At this point, Musk’s pivot to cartoon supervillain is basically complete. In the last few months, he’s faced allegations of racism and sexual harassment in the workplace. He’s doing the weird Twitter stuff. He seems to long for a time before basic labor law. This general disposition, as it apparently translates to the culture at Tesla, has caused turnover — which he’s also explicitly calling for by telling workers to come to the office or expect to be fired. “Surviving 10 years of the grind at Tesla is a rare achievement,” writes Edward Niedermeyer, who interviewed over 100 Tesla employees for his book Ludicrous: The Unvarnished Story of Tesla Motors, “and it is common for talent to be squeezed dry or pushed out before the end of the company’s four-year stock vesting period.” One particularly unnerving example in the book involves Musk’s apparent glee about a post-worker future at Tesla. “Tesla’s manufacturing engineers were aghast when, also in 2016, Mr.
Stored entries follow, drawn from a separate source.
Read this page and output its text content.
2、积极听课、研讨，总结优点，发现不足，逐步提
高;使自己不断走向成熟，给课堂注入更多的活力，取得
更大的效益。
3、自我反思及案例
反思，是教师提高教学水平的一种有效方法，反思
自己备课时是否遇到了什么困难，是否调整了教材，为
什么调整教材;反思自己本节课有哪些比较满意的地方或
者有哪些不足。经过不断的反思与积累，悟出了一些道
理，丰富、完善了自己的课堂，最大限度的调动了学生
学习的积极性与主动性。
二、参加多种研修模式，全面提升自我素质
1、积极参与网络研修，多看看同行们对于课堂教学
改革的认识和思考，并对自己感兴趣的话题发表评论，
Musk publicly committed to developing a fully automated factory that required no human workers,” Niedermeyer writes. (The project ultimately failed: “Tesla built two assembly lines that attempted to automate tasks requiring levels of dexterity and flexibility that modern robotics is still far from attaining.”)

Tesla’s executives might need some help from Goldman’s junior bankers. Can someone put them in touch?